Parce que la première différence entre Beyrouth et Damas, c’est que la seconde a pu conserver son histoire, et la plus ancienne. La vieille ville est un enchainement de rues-souks, ou s’alignent dans un vacarme méticuleux, de minuscules échoppes. Chacune sa spécialité, les plus attendues – épices comme on imagine l’Orient, bijoux qui vont du bling-bling aux beaux colliers de cuivre ou d’argent, vêtements- et les plus inattendues – boutiques de foulards islamiques exposés sur des têtes de mannequins, sous-vêtements hideux (string frou-frou rose, ensemble cuir ou latex de toutes les couleurs (vraiment toutes), j’en passe), posters de catch et de foot (sans doute parce que certaines valeurs sont universelles). Au milieu de ces rues surgissent ici des madrassas aux portes volutées, des hammams à la vapeur vivifiante, des dizaines de petites mosquées plus ou moins charmantes. Elles n’ont en tout cas rien à voir avec la mosquée des Omeyyades, sa cour immense et éternelle, sa salle de prière vrai lieu de méditation lourd de ses huit siècles d’histoire. Lui répond le palais Azem, dont les jardins et la cour intérieure sont un Alhambra miniature, témoin du rayonnement damascène du XVIIIe siècle. Un rayonnement qui rappelle aussi le musée archéologique, qui recèle de petites (et grandes) merveilles. J’aime tourner autour des sculptures antiques, scruter minutieusement une colonne corinthienne en cherchant un détail que j’espère secrètement être le premier à voir depuis des siècles.

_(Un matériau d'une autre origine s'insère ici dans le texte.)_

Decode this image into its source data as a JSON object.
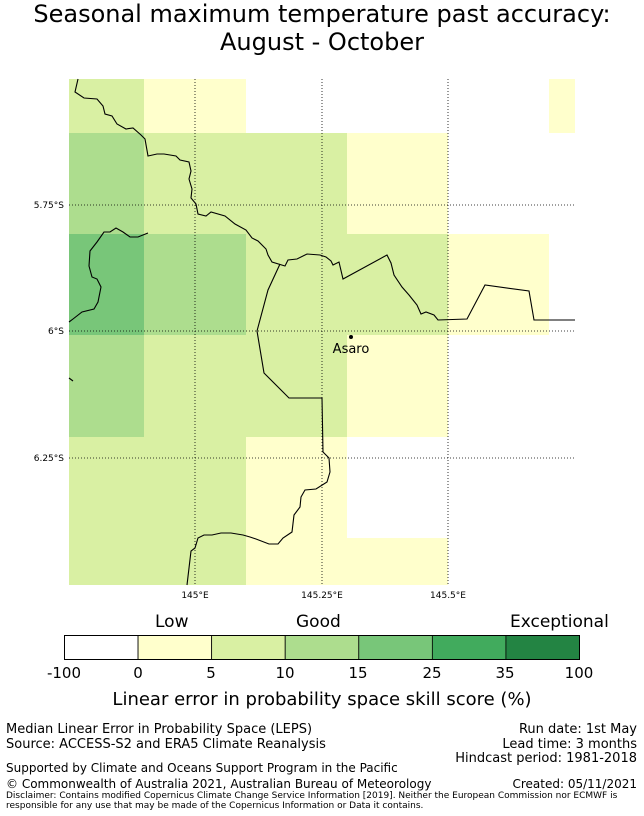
{
  "title_line1": "Seasonal maximum temperature past accuracy:",
  "title_line2": "August - October",
  "map": {
    "place_label": "Asaro",
    "lat_labels": [
      "5.75°S",
      "6°S",
      "6.25°S"
    ],
    "lon_labels": [
      "145°E",
      "145.25°E",
      "145.5°E"
    ]
  },
  "colorbar": {
    "category_low": "Low",
    "category_good": "Good",
    "category_exceptional": "Exceptional",
    "ticks": [
      "-100",
      "0",
      "5",
      "10",
      "15",
      "25",
      "35",
      "100"
    ],
    "colors": [
      "#ffffff",
      "#ffffcc",
      "#d9f0a3",
      "#addd8e",
      "#78c679",
      "#41ab5d",
      "#238443"
    ],
    "title": "Linear error in probability space skill score (%)"
  },
  "footer": {
    "method": "Median Linear Error in Probability Space (LEPS)",
    "source": "Source: ACCESS-S2 and ERA5 Climate Reanalysis",
    "run_date": "Run date: 1st May",
    "lead_time": "Lead time: 3 months",
    "hindcast": "Hindcast period: 1981-2018",
    "support": "Supported by Climate and Oceans Support Program in the Pacific",
    "copyright": "© Commonwealth of Australia 2021, Australian Bureau of Meteorology",
    "created": "Created: 05/11/2021",
    "disclaimer_line1": "Disclaimer: Contains modified Copernicus Climate Change Service Information [2019]. Neither the European Commission nor ECMWF is",
    "disclaimer_line2": "responsible for any use that may be made of the Copernicus Information or Data it contains."
  }
}
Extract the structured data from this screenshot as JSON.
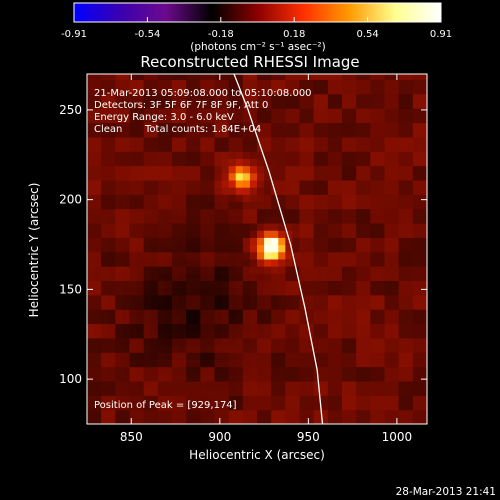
{
  "chart_data": {
    "type": "heatmap",
    "title": "Reconstructed RHESSI Image",
    "xlabel": "Heliocentric X (arcsec)",
    "ylabel": "Heliocentric Y (arcsec)",
    "xlim": [
      825,
      1017
    ],
    "ylim": [
      75,
      270
    ],
    "x_ticks": [
      850,
      900,
      950,
      1000
    ],
    "y_ticks": [
      100,
      150,
      200,
      250
    ],
    "colorbar": {
      "range": [
        -0.91,
        0.91
      ],
      "ticks": [
        "-0.91",
        "-0.54",
        "-0.18",
        "0.18",
        "0.54",
        "0.91"
      ],
      "unit_label": "(photons cm⁻² s⁻¹ asec⁻²)",
      "colors": [
        "#0000ff",
        "#3a00b0",
        "#6c0a8c",
        "#000000",
        "#8b0000",
        "#ff3000",
        "#ff9a00",
        "#ffff90",
        "#ffffff"
      ]
    },
    "sources": [
      {
        "x": 929,
        "y": 174,
        "peak": 0.91
      },
      {
        "x": 913,
        "y": 212,
        "peak": 0.55
      }
    ],
    "background_level": 0.22,
    "limb_curve": [
      [
        958,
        75
      ],
      [
        955,
        105
      ],
      [
        948,
        140
      ],
      [
        940,
        175
      ],
      [
        928,
        215
      ],
      [
        916,
        250
      ],
      [
        908,
        270
      ]
    ],
    "limb_color": "#ffffff"
  },
  "annotations": {
    "time_range": "21-Mar-2013 05:09:08.000 to 05:10:08.000",
    "detectors": "Detectors: 3F 5F 6F 7F 8F 9F, Att 0",
    "energy": "Energy Range: 3.0 - 6.0 keV",
    "method": "Clean",
    "counts": "Total counts: 1.84E+04",
    "peak": "Position of Peak = [929,174]"
  },
  "footer": {
    "timestamp": "28-Mar-2013 21:41"
  }
}
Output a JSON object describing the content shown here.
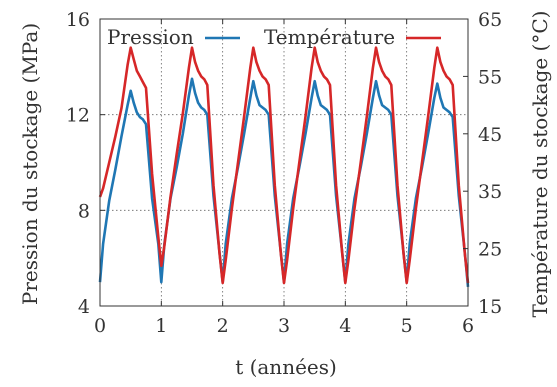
{
  "chart_data": {
    "type": "line",
    "xlabel": "t (années)",
    "ylabel_left": "Pression du stockage (MPa)",
    "ylabel_right": "Température du stockage (°C)",
    "x_ticks": [
      "0",
      "1",
      "2",
      "3",
      "4",
      "5",
      "6"
    ],
    "y_left_ticks": [
      "4",
      "8",
      "12",
      "16"
    ],
    "y_right_ticks": [
      "15",
      "25",
      "35",
      "45",
      "55",
      "65"
    ],
    "xlim": [
      0,
      6
    ],
    "ylim_left": [
      4,
      16
    ],
    "ylim_right": [
      15,
      65
    ],
    "grid": "dotted",
    "legend_position": "top",
    "series": [
      {
        "name": "Pression",
        "axis": "left",
        "color": "#1f77b4",
        "x": [
          0,
          0.05,
          0.15,
          0.25,
          0.35,
          0.45,
          0.5,
          0.55,
          0.6,
          0.65,
          0.7,
          0.75,
          0.85,
          0.95,
          1.0,
          1.05,
          1.15,
          1.25,
          1.35,
          1.45,
          1.5,
          1.55,
          1.6,
          1.65,
          1.7,
          1.75,
          1.85,
          1.95,
          2.0,
          2.05,
          2.15,
          2.25,
          2.35,
          2.45,
          2.5,
          2.55,
          2.6,
          2.65,
          2.7,
          2.75,
          2.85,
          2.95,
          3.0,
          3.05,
          3.15,
          3.25,
          3.35,
          3.45,
          3.5,
          3.55,
          3.6,
          3.65,
          3.7,
          3.75,
          3.85,
          3.95,
          4.0,
          4.05,
          4.15,
          4.25,
          4.35,
          4.45,
          4.5,
          4.55,
          4.6,
          4.65,
          4.7,
          4.75,
          4.85,
          4.95,
          5.0,
          5.05,
          5.15,
          5.25,
          5.35,
          5.45,
          5.5,
          5.55,
          5.6,
          5.65,
          5.7,
          5.75,
          5.85,
          5.95,
          6.0
        ],
        "y": [
          5.0,
          6.6,
          8.4,
          9.7,
          11.1,
          12.4,
          13.0,
          12.5,
          12.1,
          11.9,
          11.8,
          11.6,
          8.5,
          6.6,
          5.0,
          6.6,
          8.5,
          9.8,
          11.2,
          12.8,
          13.5,
          12.9,
          12.5,
          12.3,
          12.2,
          12.0,
          8.6,
          6.2,
          5.0,
          6.6,
          8.5,
          9.8,
          11.2,
          12.7,
          13.4,
          12.8,
          12.4,
          12.3,
          12.2,
          12.0,
          8.6,
          6.2,
          5.0,
          6.6,
          8.5,
          9.8,
          11.2,
          12.7,
          13.4,
          12.8,
          12.4,
          12.3,
          12.2,
          12.0,
          8.6,
          6.2,
          5.0,
          6.6,
          8.5,
          9.8,
          11.2,
          12.7,
          13.4,
          12.8,
          12.4,
          12.3,
          12.2,
          12.0,
          8.6,
          6.2,
          5.0,
          6.6,
          8.5,
          9.8,
          11.2,
          12.7,
          13.3,
          12.7,
          12.3,
          12.2,
          12.1,
          11.9,
          8.6,
          6.2,
          4.8
        ]
      },
      {
        "name": "Température",
        "axis": "right",
        "color": "#d62728",
        "x": [
          0,
          0.05,
          0.15,
          0.25,
          0.35,
          0.45,
          0.5,
          0.55,
          0.6,
          0.65,
          0.7,
          0.75,
          0.85,
          0.95,
          1.0,
          1.05,
          1.15,
          1.25,
          1.35,
          1.45,
          1.5,
          1.55,
          1.6,
          1.65,
          1.7,
          1.75,
          1.85,
          1.95,
          2.0,
          2.05,
          2.15,
          2.25,
          2.35,
          2.45,
          2.5,
          2.55,
          2.6,
          2.65,
          2.7,
          2.75,
          2.85,
          2.95,
          3.0,
          3.05,
          3.15,
          3.25,
          3.35,
          3.45,
          3.5,
          3.55,
          3.6,
          3.65,
          3.7,
          3.75,
          3.85,
          3.95,
          4.0,
          4.05,
          4.15,
          4.25,
          4.35,
          4.45,
          4.5,
          4.55,
          4.6,
          4.65,
          4.7,
          4.75,
          4.85,
          4.95,
          5.0,
          5.05,
          5.15,
          5.25,
          5.35,
          5.45,
          5.5,
          5.55,
          5.6,
          5.65,
          5.7,
          5.75,
          5.85,
          5.95,
          6.0
        ],
        "y": [
          34.0,
          35.5,
          40.0,
          44.5,
          49.5,
          57.0,
          60.0,
          58.0,
          56.0,
          55.0,
          54.0,
          53.0,
          38.0,
          27.0,
          22.0,
          25.5,
          34.0,
          41.5,
          48.5,
          56.5,
          60.0,
          57.5,
          56.0,
          55.0,
          54.5,
          53.5,
          36.0,
          24.0,
          19.0,
          23.0,
          32.0,
          40.0,
          48.0,
          56.5,
          60.0,
          57.5,
          56.0,
          55.0,
          54.5,
          53.5,
          36.0,
          24.0,
          19.0,
          23.0,
          32.0,
          40.0,
          48.0,
          56.5,
          60.0,
          57.5,
          56.0,
          55.0,
          54.5,
          53.5,
          36.0,
          24.0,
          19.0,
          23.0,
          32.0,
          40.0,
          48.0,
          56.5,
          60.0,
          57.5,
          56.0,
          55.0,
          54.5,
          53.5,
          36.0,
          24.0,
          19.0,
          23.0,
          32.0,
          40.0,
          48.0,
          56.5,
          60.0,
          57.5,
          56.0,
          55.0,
          54.5,
          53.5,
          36.0,
          24.0,
          19.0
        ]
      }
    ]
  }
}
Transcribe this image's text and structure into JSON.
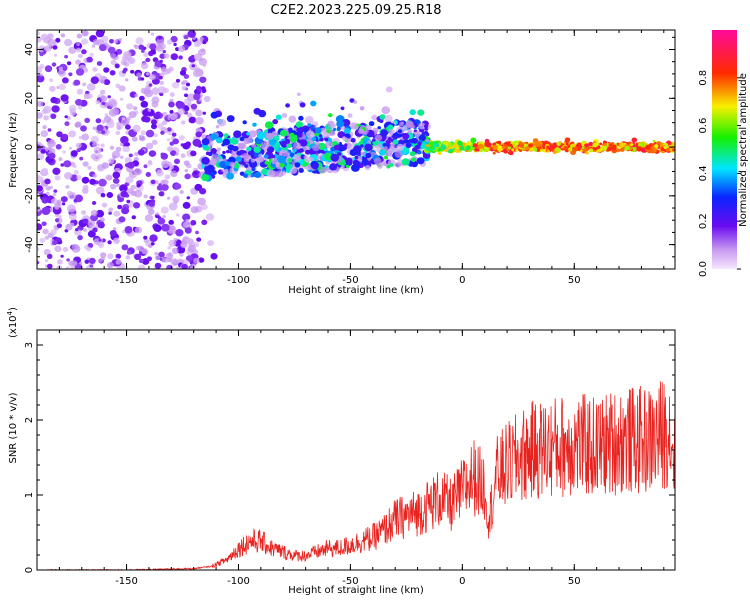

Le rayonnement, ou plutôt, le rayonnant de Damas aujourd’hui, s’appelle Bachar El-Assad. Le ton était donné dès la frontière libano-syrienne. Sur le premier kilomètre, je compte pas moins de dix portraits géants agrémentés de grands écritures arabiques, qui doivent renvoyer à quelque grande déclaration ou quelque grand projet du grand chef.

Jamais sans mon president.
Dans les rues de la capitale, la fréquence des portraits ne diminue pas. Sur les murs, dans les boutiques, les bureaux, sur les motos de police et les vitres arrière de voiture, ici, tout le monde valse avec Bachar. Et au pas. Cette omniprésence donne l’impression que tout le monde l’aime, et met franchement mal à l’aise. Méandres d’un premier voyage en dictature.

Barbie "ispice di counasse, les Guignols en revaient, Damas l'a fait
Dans cette valse au pas, les hommes dansent d’une façon qui m’interpelle. La première consiste à se gratter ostensiblement les testicules en public. Mais pas, comme en Inde, quand une fille leur plait (quoique), juste quand il faut, semble-t-il (dans quel cas, il « faut » très souvent). La seconde consiste en une étonnante proximité entre mâles. Ils échangent des baisers dans le cou, des caresses, déambulent main dans la main. Passé les premières heures, je me rends à l’ évidence: non Damas n’est pas une ville où les homosexuels s’afficheraient plus qu’ailleurs. Ce comportement est simplement normal. Est-ce parce qu’il est si difficile de sortir avec une fille qu’ils rattrapent leur manque de tendresse entre eux ? L’islam est-elle en cause dans ce trait de la société syrienne ? Ce qui est sûr, c’est que les couples homme/femme se comptent sur les doigts de la main. Des femmes qui, pour certaines, portent un accoutrement qui m’atterre: pantalon noir, hauts et gants de velours noirs et surtout, un voile complet sur le visage. Quand je dis voile, c’est en fait une sorte de grand bandeau enroulé tout autour de leur tête. Et quand je dis complet, ça implique que ce bandeau leur passe aussi devant les yeux. Puisqu’elles marchent sans tenir la main de monsieur – qui, naturellement, arbore moustache El-Assad, chemise manche courtes et pantalon- je suppose qu’elles voient un minimum à travers. Mais je ne peux pas m’empêcher de penser que ces sociétés qui s’islamisent de plus en plus vont droit dans le mur. Que ça ne pourra pas durer. Le monde ne peut pas évoluer à l’envers éternellement. J’espère ne pas pécher d’optimisme.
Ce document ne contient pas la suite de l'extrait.